Dal 15 luglio viene chiesto a tutti quindi di cambiare prospettiva: non è un caso che il termine “fallimento” letteralmente scompaia dal codice.

Soprattutto alla luce del contenuto della direttiva insolvency, il legislatore ha voluto mutare la rotta che sino ad ora l’imprenditore in crisi ha seguito: prima l’unica via era quella di dichiarare il fallimento.

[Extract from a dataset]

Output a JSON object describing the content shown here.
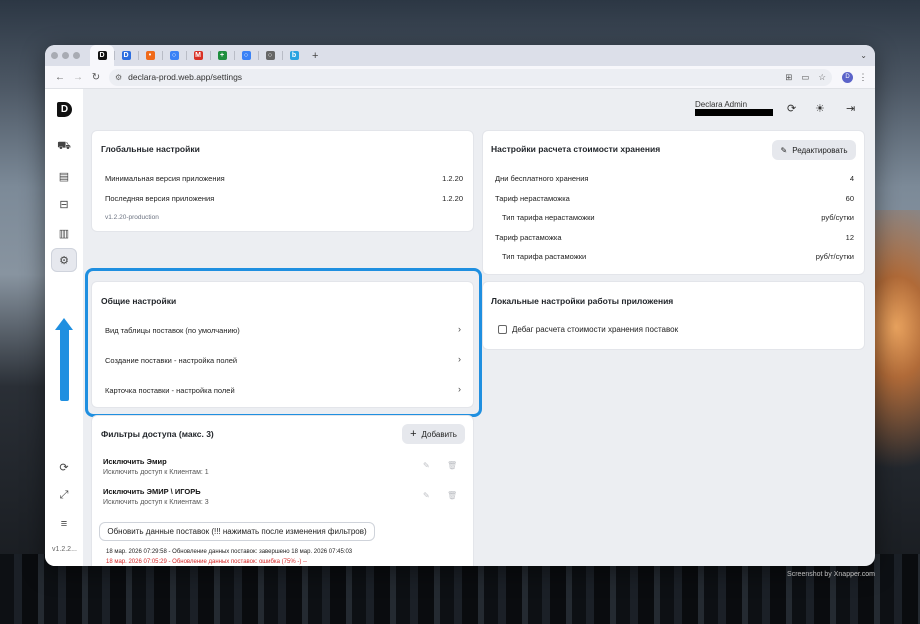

Oggi non è così, non si vuole che si arrivi alla crisi: si vuole dotare l’imprenditore di strumenti che gli permettano di “rendersi conto” da subito che qualcosa nella sua azienda non sta andando bene in modo da poter intervenire con strumenti utili ed efficaci. Tra questi vi è la composizione negoziata, oppure, gli assetti organizzativi, amministrativi e contabili di cui all’art. 2086 cc così come da ultimoriformato.

Quello che il legislatore vuole qui introdurre è il concetto di corretta e sana conduzione dell’impresa che oggi potremmo dire si poggia su due principi fondamentali: il primo è che la crisi può costituire un evento fisiologico nella vita dell’impresa e non coincide necessariamente con la fase terminale della stessa; il secondo è che la crisi dell’impresa sia tanto più gestibile e superabile quanto più tempestivamente si intervenga.

Dal punto di vista strutturale il Codice si compone di 391 articoli così suddivisi:

  Dall’ art. 1 all’ art. 374  Norme sul CCI
Dall’ art. 375 all’ art.384  Norme che contengono modifiche al CC
  Dall’ art. 385 all’art. 388  Norme che contengono le garanzie sugli immobili da costruire
  Dall’art. 389 all’art. 391  Disposizioni finali e transitorie

Non rimane quindi che iniziare a sperimentare questo epocale cambiamento che sia il nostro legislatore sia l’Europa ci ha chiesto.